Yesterday I became a proud owner of Metz Carat (which is a special edition device similar to Chorus Manufakturkonzept). For this post, I’ve decided to pick a competitor’s TV in the same price range (around 800 €, note that I’ve got a special employee price for the Carat), which happens to be LG 42LW570S, and to compare the features. The comparison speaks for itself.
Main Features (as in sales prospects)
Metz: 37 inch
LG: 42 inch
(This is more a marketing number than something technically clean and useful, but still interesting to compare)
Metz: 200 Hz
LG: 600 Hz
LG: yes, shutter-glasses inclusive
Metz: yes (see below)
LG: yes (see below)
Metz: yes (see below)
LG: yes (see below)
Metz: two independent triple-tuners (PIP is possible, recording and watching other channel is possible)
LG: one triple-tuner
Metz: two independent slots (recording one CI+ channel and watching another one is possible)
LG: one slot
Metz: integrated 500 Gb HDD drive (I estimate around 60 hours of HD recordings), which is also used for timeshift. Recording on externally attached USB drive possible. Export of recordings to external drive possible.
LG: User’s Manual is not clear whether you have to attach an external USB storage, or has the TV an integrated storage. In any case, recording duration is limited by 5 hours. No export.
Metz: 4x HDMI, SCART, FBAS, 2x USB, LAN
LG: 4x HDMI, SCART, FBAS, 2x USB, LAN
Metz: DMP (expect more to be announced on the IFA)
LG: DMP and DMR
Metz: CE-HTML and HTML5 apps possible with a software update (expect more to be announced on the IFA)
LG: free web browsing, an own CE-HTML portal, as well as downloadable LG apps
Metz: MPEG1/2, H.264, AAC, MP3, OGG, WMA.
LG: all of the above, plus VC-1, WMA9 and DivX, XVid.
Video on Demand
Metz: none yet
LG: at least two VoD providers (vod.divx.com and maxdome.de), supposedly either WMDRM10 or PlayReady supported
Metz: stable and heavy brushed aluminium traditional remote control
LG: cheap plastic looking remote control with innovative gesture control
Metz: a very geeky UI allowing you to configure a lot of very technical settings. Just two examples: when scanning for DVB-C services, you can setup up to three symbol rates (don’t ask me what is this); when configuring display brightness, you have the choices of automatic, manual, dependent on current picture (dynamic contrast), dependent on the room luminance, and dependent both on current picture and room luminance. There are also a lot of features. For example, many settings (eg. volume, sharpness, saturation, zoom level etc) can be set per-channel.
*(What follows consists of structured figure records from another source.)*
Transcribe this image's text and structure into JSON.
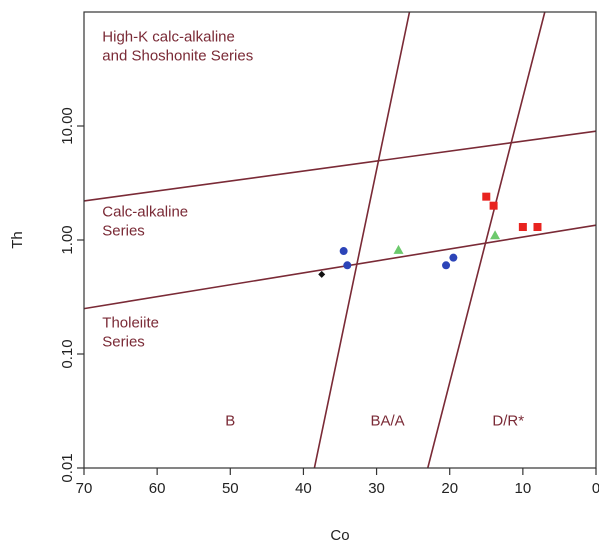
{
  "chart_data": {
    "type": "scatter",
    "title": "",
    "xlabel": "Co",
    "ylabel": "Th",
    "xlim": [
      70,
      0
    ],
    "ylim": [
      0.01,
      100
    ],
    "x_reversed": true,
    "y_scale": "log",
    "grid": false,
    "x_ticks": [
      {
        "value": 70,
        "label": "70"
      },
      {
        "value": 60,
        "label": "60"
      },
      {
        "value": 50,
        "label": "50"
      },
      {
        "value": 40,
        "label": "40"
      },
      {
        "value": 30,
        "label": "30"
      },
      {
        "value": 20,
        "label": "20"
      },
      {
        "value": 10,
        "label": "10"
      },
      {
        "value": 0,
        "label": "0"
      }
    ],
    "y_ticks": [
      {
        "value": 0.01,
        "label": "0.01"
      },
      {
        "value": 0.1,
        "label": "0.10"
      },
      {
        "value": 1,
        "label": "1.00"
      },
      {
        "value": 10,
        "label": "10.00"
      }
    ],
    "boundary_color": "#7a2a36",
    "label_color": "#7a2a36",
    "boundaries": [
      {
        "name": "calc-alkaline-high-k",
        "points": [
          [
            70,
            2.2
          ],
          [
            0,
            9.0
          ]
        ]
      },
      {
        "name": "tholeiite-calc-alkaline",
        "points": [
          [
            70,
            0.25
          ],
          [
            0,
            1.35
          ]
        ]
      },
      {
        "name": "b-ba-a",
        "points": [
          [
            38.5,
            0.01
          ],
          [
            25.5,
            100
          ]
        ]
      },
      {
        "name": "ba-a-d-r",
        "points": [
          [
            23,
            0.01
          ],
          [
            7,
            100
          ]
        ]
      }
    ],
    "region_labels": [
      {
        "lines": [
          "High-K calc-alkaline",
          "and Shoshonite Series"
        ],
        "x": 67.5,
        "y": 55
      },
      {
        "lines": [
          "Calc-alkaline",
          "Series"
        ],
        "x": 67.5,
        "y": 1.6
      },
      {
        "lines": [
          "Tholeiite",
          "Series"
        ],
        "x": 67.5,
        "y": 0.17
      },
      {
        "lines": [
          "B"
        ],
        "x": 50,
        "y": 0.0235
      },
      {
        "lines": [
          "BA/A"
        ],
        "x": 28.5,
        "y": 0.0235
      },
      {
        "lines": [
          "D/R*"
        ],
        "x": 12,
        "y": 0.0235
      }
    ],
    "series": [
      {
        "marker": "square",
        "color": "#e8231f",
        "points": [
          [
            15,
            2.4
          ],
          [
            14,
            2.0
          ],
          [
            10,
            1.3
          ],
          [
            8,
            1.3
          ]
        ]
      },
      {
        "marker": "circle",
        "color": "#2c44b8",
        "points": [
          [
            34.5,
            0.8
          ],
          [
            34,
            0.6
          ],
          [
            20.5,
            0.6
          ],
          [
            19.5,
            0.7
          ]
        ]
      },
      {
        "marker": "triangle",
        "color": "#6cc96c",
        "points": [
          [
            27,
            0.82
          ],
          [
            13.8,
            1.1
          ]
        ]
      },
      {
        "marker": "diamond",
        "color": "#111111",
        "points": [
          [
            37.5,
            0.5
          ]
        ]
      }
    ]
  }
}
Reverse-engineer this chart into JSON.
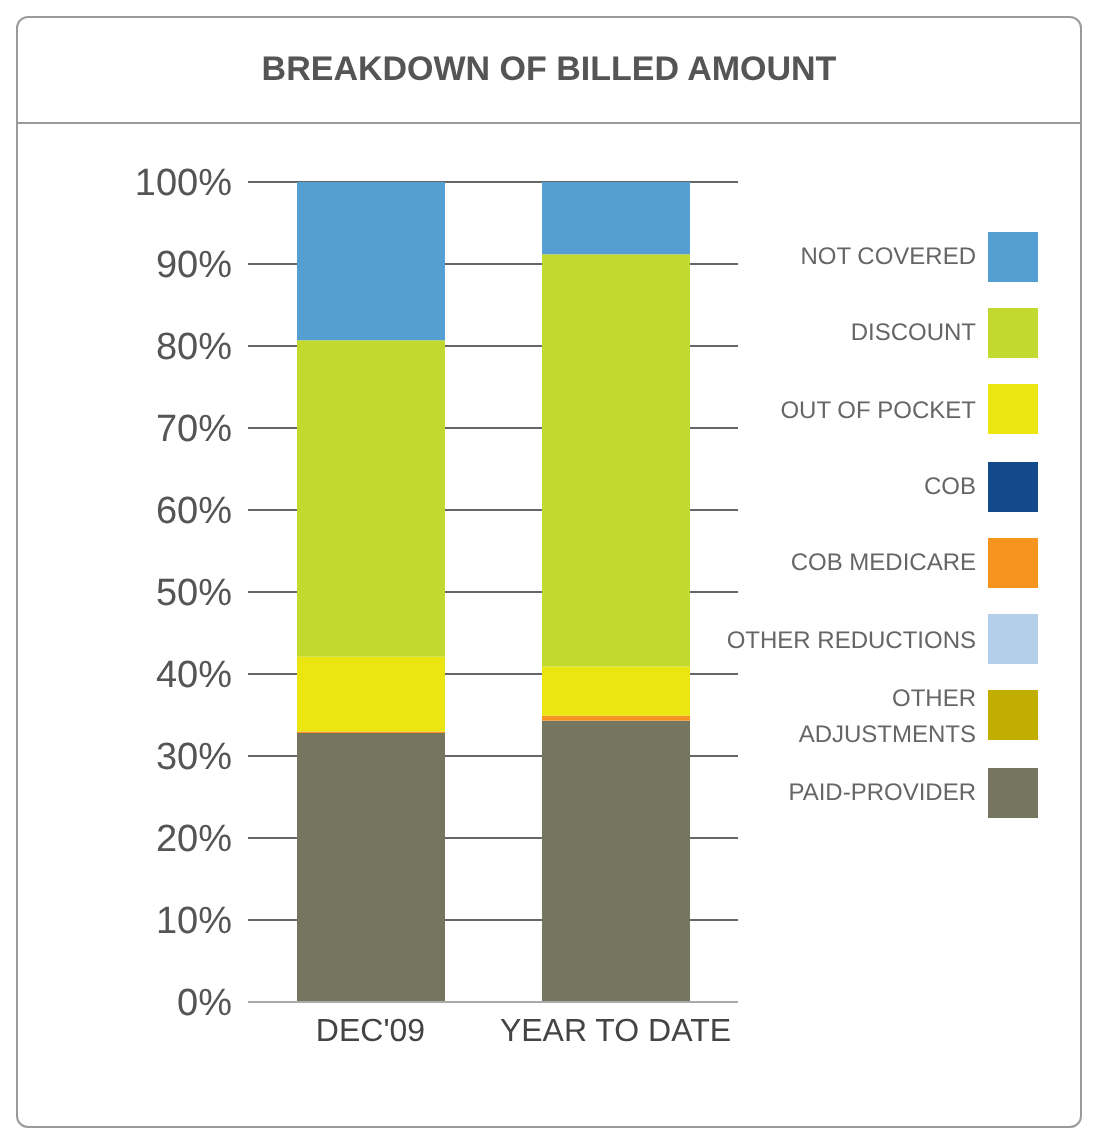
{
  "chart_data": {
    "type": "bar",
    "title": "BREAKDOWN OF BILLED AMOUNT",
    "categories": [
      "DEC'09",
      "YEAR TO DATE"
    ],
    "stacked": true,
    "ylim": [
      0,
      100
    ],
    "yticks": [
      {
        "value": 0,
        "label": "0%"
      },
      {
        "value": 10,
        "label": "10%"
      },
      {
        "value": 20,
        "label": "20%"
      },
      {
        "value": 30,
        "label": "30%"
      },
      {
        "value": 40,
        "label": "40%"
      },
      {
        "value": 50,
        "label": "50%"
      },
      {
        "value": 60,
        "label": "60%"
      },
      {
        "value": 70,
        "label": "70%"
      },
      {
        "value": 80,
        "label": "80%"
      },
      {
        "value": 90,
        "label": "90%"
      },
      {
        "value": 100,
        "label": "100%"
      }
    ],
    "grid": "y",
    "legend": "right",
    "series": [
      {
        "name": "PAID-PROVIDER",
        "color": "#767560",
        "values": [
          32.8,
          34.3
        ]
      },
      {
        "name": "OTHER ADJUSTMENTS",
        "color": "#c2ae00",
        "values": [
          0,
          0
        ]
      },
      {
        "name": "OTHER REDUCTIONS",
        "color": "#b4cfea",
        "values": [
          0,
          0
        ]
      },
      {
        "name": "COB MEDICARE",
        "color": "#f79420",
        "values": [
          0.2,
          0.6
        ]
      },
      {
        "name": "COB",
        "color": "#134a8b",
        "values": [
          0,
          0
        ]
      },
      {
        "name": "OUT OF POCKET",
        "color": "#ebe612",
        "values": [
          9.1,
          6.0
        ]
      },
      {
        "name": "DISCOUNT",
        "color": "#c2d92f",
        "values": [
          38.6,
          50.3
        ]
      },
      {
        "name": "NOT COVERED",
        "color": "#559ed2",
        "values": [
          19.3,
          8.8
        ]
      }
    ]
  }
}
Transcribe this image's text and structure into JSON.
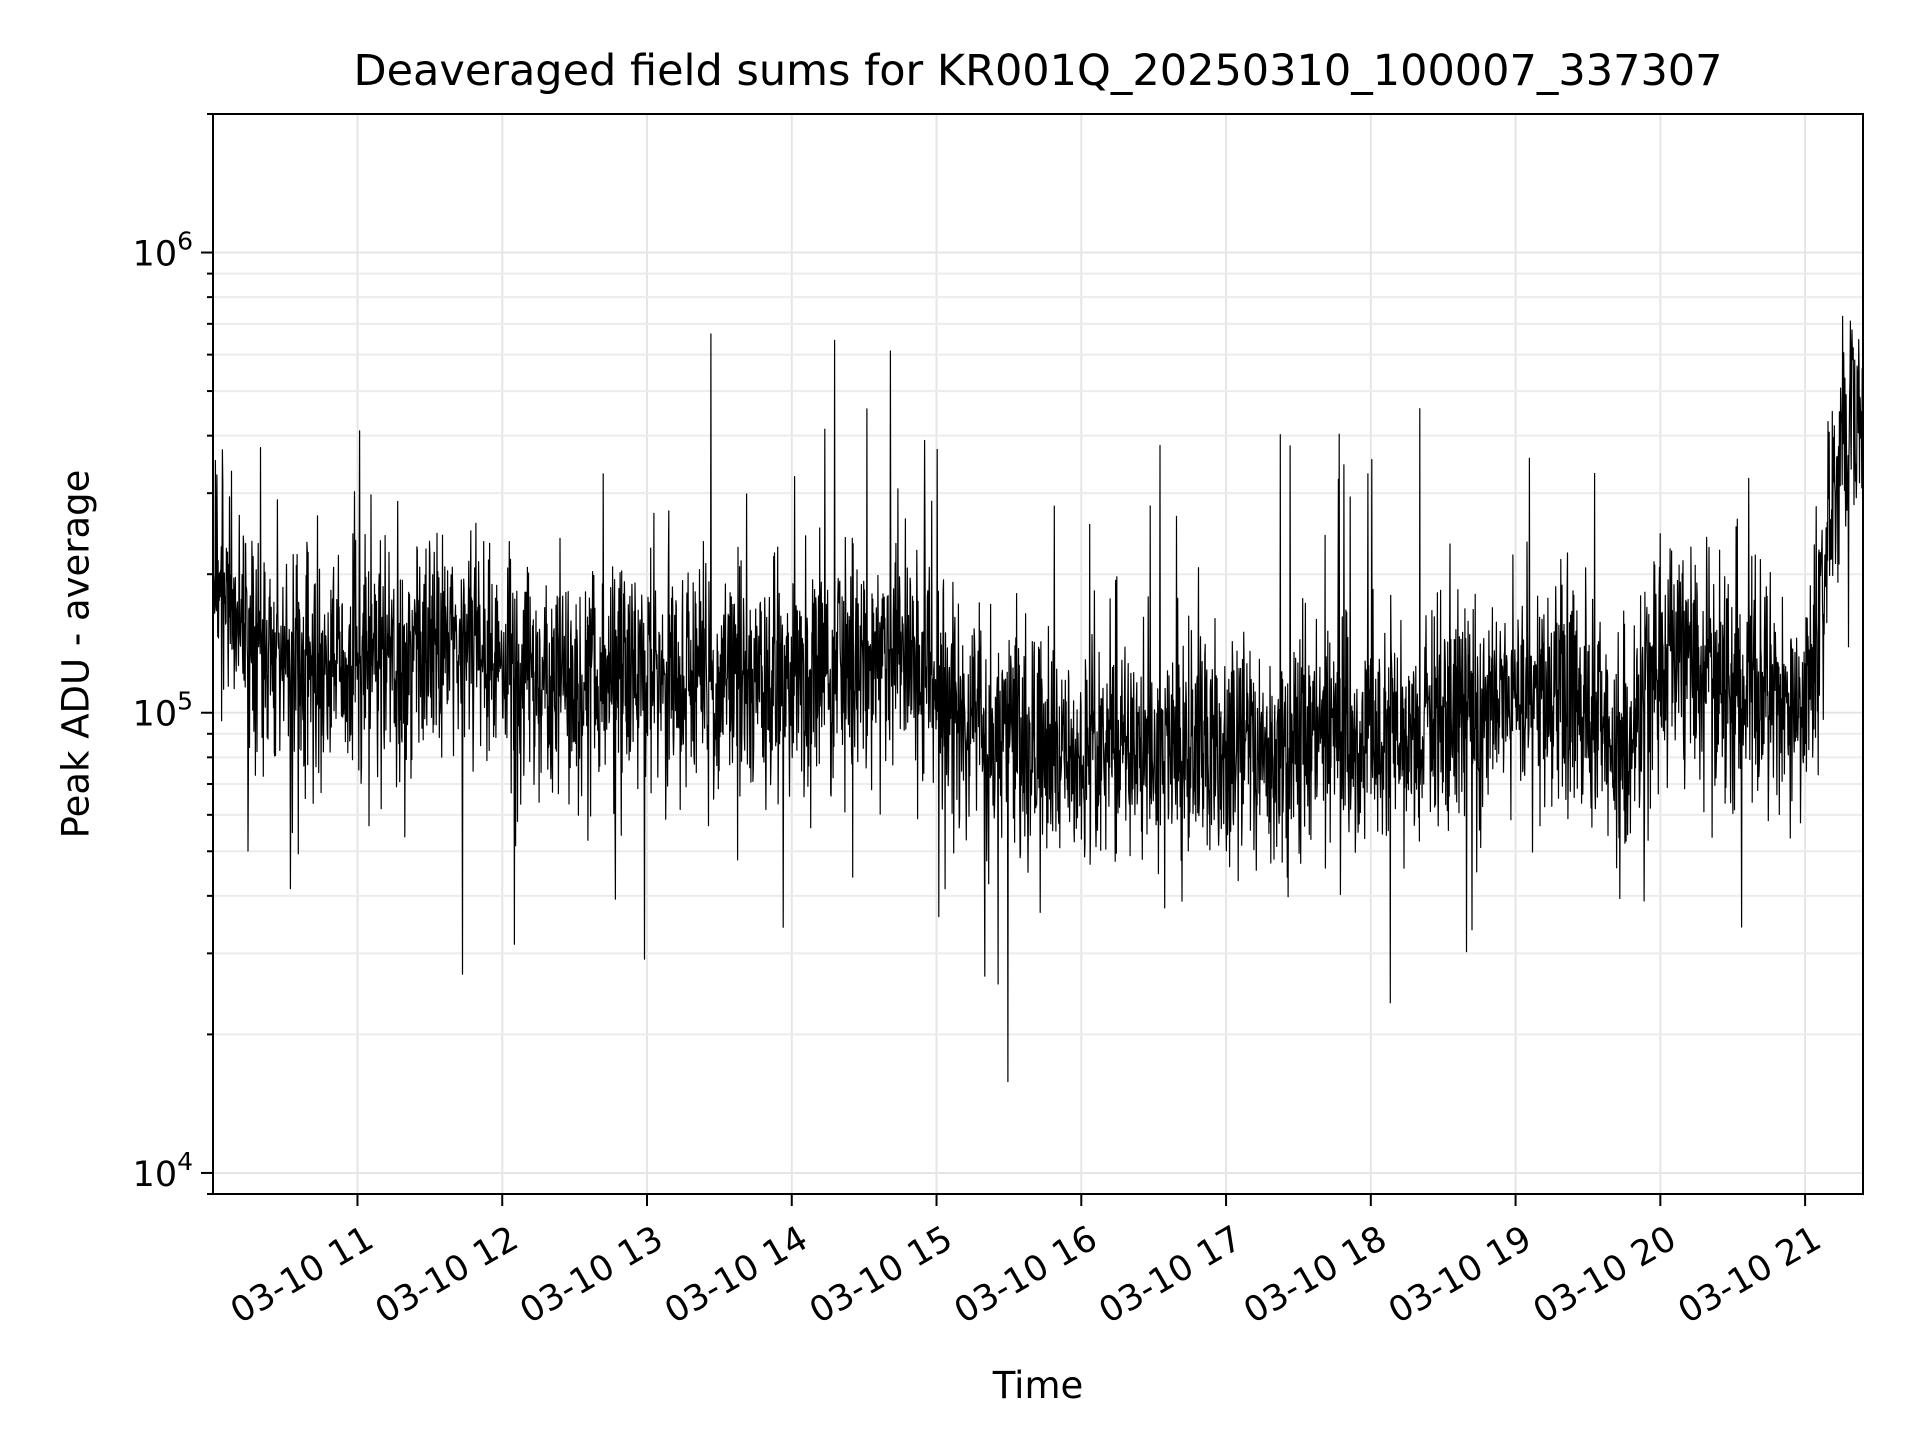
{
  "chart_data": {
    "type": "line",
    "title": "Deaveraged field sums for KR001Q_20250310_100007_337307",
    "xlabel": "Time",
    "ylabel": "Peak ADU - average",
    "x_range": [
      "2025-03-10T10:00:07",
      "2025-03-10T21:24:00"
    ],
    "y_scale": "log",
    "ylim": [
      9000,
      2000000
    ],
    "grid": true,
    "grid_minor_y": true,
    "line_color": "#000000",
    "x_ticks": [
      {
        "value": "2025-03-10T11:00",
        "label": "03-10 11"
      },
      {
        "value": "2025-03-10T12:00",
        "label": "03-10 12"
      },
      {
        "value": "2025-03-10T13:00",
        "label": "03-10 13"
      },
      {
        "value": "2025-03-10T14:00",
        "label": "03-10 14"
      },
      {
        "value": "2025-03-10T15:00",
        "label": "03-10 15"
      },
      {
        "value": "2025-03-10T16:00",
        "label": "03-10 16"
      },
      {
        "value": "2025-03-10T17:00",
        "label": "03-10 17"
      },
      {
        "value": "2025-03-10T18:00",
        "label": "03-10 18"
      },
      {
        "value": "2025-03-10T19:00",
        "label": "03-10 19"
      },
      {
        "value": "2025-03-10T20:00",
        "label": "03-10 20"
      },
      {
        "value": "2025-03-10T21:00",
        "label": "03-10 21"
      }
    ],
    "y_ticks": [
      {
        "value": 10000,
        "base": "10",
        "exp": "4"
      },
      {
        "value": 100000,
        "base": "10",
        "exp": "5"
      },
      {
        "value": 1000000,
        "base": "10",
        "exp": "6"
      }
    ],
    "series": [
      {
        "x": [
          "2025-03-10T10:00",
          "2025-03-10T10:15",
          "2025-03-10T10:30",
          "2025-03-10T10:45",
          "2025-03-10T11:00",
          "2025-03-10T11:15",
          "2025-03-10T11:30",
          "2025-03-10T11:45",
          "2025-03-10T12:00",
          "2025-03-10T12:15",
          "2025-03-10T12:30",
          "2025-03-10T12:45",
          "2025-03-10T13:00",
          "2025-03-10T13:15",
          "2025-03-10T13:30",
          "2025-03-10T13:45",
          "2025-03-10T14:00",
          "2025-03-10T14:15",
          "2025-03-10T14:30",
          "2025-03-10T14:45",
          "2025-03-10T15:00",
          "2025-03-10T15:15",
          "2025-03-10T15:30",
          "2025-03-10T15:45",
          "2025-03-10T16:00",
          "2025-03-10T16:15",
          "2025-03-10T16:30",
          "2025-03-10T16:45",
          "2025-03-10T17:00",
          "2025-03-10T17:15",
          "2025-03-10T17:30",
          "2025-03-10T17:45",
          "2025-03-10T18:00",
          "2025-03-10T18:15",
          "2025-03-10T18:30",
          "2025-03-10T18:45",
          "2025-03-10T19:00",
          "2025-03-10T19:15",
          "2025-03-10T19:30",
          "2025-03-10T19:45",
          "2025-03-10T20:00",
          "2025-03-10T20:15",
          "2025-03-10T20:30",
          "2025-03-10T20:45",
          "2025-03-10T21:00",
          "2025-03-10T21:15",
          "2025-03-10T21:24"
        ],
        "y": [
          200000,
          150000,
          130000,
          120000,
          130000,
          125000,
          130000,
          140000,
          125000,
          120000,
          115000,
          120000,
          120000,
          115000,
          115000,
          120000,
          120000,
          125000,
          125000,
          130000,
          115000,
          95000,
          90000,
          85000,
          80000,
          80000,
          80000,
          85000,
          85000,
          85000,
          85000,
          85000,
          85000,
          90000,
          95000,
          100000,
          110000,
          110000,
          100000,
          80000,
          140000,
          130000,
          120000,
          110000,
          100000,
          400000,
          500000
        ]
      }
    ]
  }
}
The remote control has programmable buttons labeled F1, F2 and F3. And, especially for the older geeks, there is a file manager looking just like Norton Commander (but in gray).
LG: Hard to say just looking at the manual, but it looks more along the lines of a very average and usual modern TV UI (hard to tell the difference between LG, Philips and Samsung).
I suppose Metz and LG are very similar in terms of the display panel used. The only difference could theoretically be in video processing algorithms, but the only information I have is that they have 600 Hz of something versus ours 200 Hz. It is hard to say without the possibility to compare the products in a direct test. The only thing I can surely say is that Metz produces truly stunning quality when switched to the “brilliant” mode and tuned on a HD service. The colors and sharpness are even a little exaggerated in comparison with the real-world objects situated left and right from the TV device. And yes, this is absolutely in no comparison with any Internet video stream I’ve ever played on my Acer 27 inch FullHD monitor.
Again, hard to compare without a direct test. Metz won some of the comparisons according to Stiftung Warentest. I don’t remember a similar test result for LG. I’ve even found a 7-band equalizer in the settings. No wonder knowing the persons in charge (hi, Burkhard and Alex) and how they absolutely passionate about the sound.
Metz: currently mostly focused on traditional TV uses (receiving digital and analog television as well as playing DVD and BluRays)
LG: Traditional TV is only the half of the user’s manual, the other half is Entertainment section comprising Hbb-TV, web browsing, downloadable Apps as well as integration with second screen devices.
Metz: I’ve witnessed a one-hour discussion related to some parts that can break after 10 years of usage, according to the conducted aging tests. The topic was that 10 years it critically low, and the software had to be changed drastically to eliminate the very possibility of damage.
LG: I have no idea. Suppose they will survive 10 years too (with some minor breaks)
The Made in Germany factor
For me personally, Metz Carat is the clear winner, because it runs the software I was co-developing :) As for the market as a whole, the opinions may differ depending with whom you talk.